When first studying projectile motion, we ignore air resistance for simplicity, although in many cases, air resistance does not significantly affect projectile motion.

When imagining how an object moves through space in any scenario, we can choose our coordinate axes however we want. In the case of projectile motion, the simplest way is to imagine that the x-axis is parallel to the ground, and the y-axis is perpendicular to the ground.

On Earth, this means that along the y-axis, the object will be accelerated towards the ground in the negative direction due to the force of gravity (since we usually denote up as being positive, and down as being negative, \( g \) is negative), where \( g \) is the acceleration due to the force of gravity:

$$ a_y (t) = -g $$

Since we are ignoring air resistance, there will be no acceleration along the x-axis:

$$ a_x (t) = 0 $$

It turns out that from this initial assumption above, we are able to calculate both the position and velocity function of an object moving under projectile motion.

We can find the velocity functions by integrating the acceleration functions above:

$$v_x (t) = \int a_x (t) dt = v_{x0},$$

$$v_y (t) = \int a_y (t) dt = v_{y0} - g t,$$

where \( v_{x0} \) and \( v_{y0} \) are the initial velocities in the x and y-axes, respectively. As there is no acceleration along the x-axis, the velocity remains a constant, as expected. Since the y-axis does experience an acceleration due to the earth's gravity, the velocity does not remain constant, and in fact, increases in magnitude as time increases, as expected.

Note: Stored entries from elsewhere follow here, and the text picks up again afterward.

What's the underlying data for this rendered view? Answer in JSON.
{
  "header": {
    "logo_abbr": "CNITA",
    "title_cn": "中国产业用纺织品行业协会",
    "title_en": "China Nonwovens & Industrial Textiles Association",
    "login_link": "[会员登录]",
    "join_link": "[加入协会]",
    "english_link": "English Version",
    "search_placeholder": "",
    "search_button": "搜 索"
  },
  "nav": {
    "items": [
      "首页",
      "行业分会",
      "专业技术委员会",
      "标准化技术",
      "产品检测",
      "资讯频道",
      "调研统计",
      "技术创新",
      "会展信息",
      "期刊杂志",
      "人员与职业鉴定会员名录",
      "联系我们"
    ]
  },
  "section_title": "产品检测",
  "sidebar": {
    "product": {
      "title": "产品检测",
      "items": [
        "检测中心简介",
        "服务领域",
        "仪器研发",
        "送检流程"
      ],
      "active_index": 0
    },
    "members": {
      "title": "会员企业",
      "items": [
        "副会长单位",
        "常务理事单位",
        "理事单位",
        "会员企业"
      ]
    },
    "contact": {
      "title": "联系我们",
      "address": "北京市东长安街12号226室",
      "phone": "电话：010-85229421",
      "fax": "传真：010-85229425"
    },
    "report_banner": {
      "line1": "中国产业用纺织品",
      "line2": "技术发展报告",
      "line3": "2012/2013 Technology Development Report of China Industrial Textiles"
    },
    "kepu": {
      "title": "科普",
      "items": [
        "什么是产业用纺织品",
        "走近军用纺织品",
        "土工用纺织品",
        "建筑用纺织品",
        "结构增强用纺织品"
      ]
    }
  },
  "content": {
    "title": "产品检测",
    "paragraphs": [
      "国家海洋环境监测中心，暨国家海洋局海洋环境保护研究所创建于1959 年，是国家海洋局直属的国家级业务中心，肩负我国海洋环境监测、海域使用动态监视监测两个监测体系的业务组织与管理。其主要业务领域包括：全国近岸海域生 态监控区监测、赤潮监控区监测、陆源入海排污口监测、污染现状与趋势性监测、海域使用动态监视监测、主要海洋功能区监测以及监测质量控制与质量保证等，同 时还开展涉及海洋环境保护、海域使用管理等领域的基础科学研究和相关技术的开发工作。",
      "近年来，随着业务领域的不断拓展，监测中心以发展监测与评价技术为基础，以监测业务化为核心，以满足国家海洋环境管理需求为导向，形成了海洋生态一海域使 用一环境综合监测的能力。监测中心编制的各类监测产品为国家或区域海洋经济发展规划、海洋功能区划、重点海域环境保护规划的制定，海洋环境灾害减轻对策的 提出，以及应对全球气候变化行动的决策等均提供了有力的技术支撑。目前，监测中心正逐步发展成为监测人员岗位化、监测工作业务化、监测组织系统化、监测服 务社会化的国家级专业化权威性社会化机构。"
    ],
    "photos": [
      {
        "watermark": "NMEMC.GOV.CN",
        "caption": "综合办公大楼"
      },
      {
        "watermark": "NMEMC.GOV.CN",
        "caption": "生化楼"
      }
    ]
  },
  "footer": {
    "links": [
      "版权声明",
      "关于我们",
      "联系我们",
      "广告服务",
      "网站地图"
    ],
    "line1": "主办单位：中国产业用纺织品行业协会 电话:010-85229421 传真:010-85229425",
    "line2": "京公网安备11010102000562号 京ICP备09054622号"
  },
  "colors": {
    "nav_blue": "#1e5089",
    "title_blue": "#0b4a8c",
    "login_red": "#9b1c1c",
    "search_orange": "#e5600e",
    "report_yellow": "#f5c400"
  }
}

We can find the position function by integrating the above velocities:

$$x(t) = \int v_x (t) dt = x_0 + v_{x0} t,$$

$$y(t) = \int v_y (t) dt = y_0 + v_{y0} t - \frac{1}{2} g t^2,$$

where \( x_0 \) and \( y_0 \) are the initial positions of the object along the x and y axes respectively.

The position function for such an object is the following:

$$x(t) = x_0 + v_{x0} t,$$

$$y(t) = y_0 + v_{y0} t - \frac{1}{2} g t^2,$$

where \( x_0 \) and \( y_0 \) are the initial positions of the object along the x and y axes respectively.

The velocity function for such an object is the following:

$$v_x (t) = v_{x0},$$

$$v_y (t) = v_{y0} - g t,$$

where \( v_{x0} \) and \( v_{y0} \) are the initial velocities in the x and y-axes, respectively. As there is no acceleration along the x-axis, the velocity remains a constant, as expected. Since the y-axis does experience an acceleration due to the earth's gravity, the velocity does not remain constant, and in fact, increases in magnitude as time increases, as expected.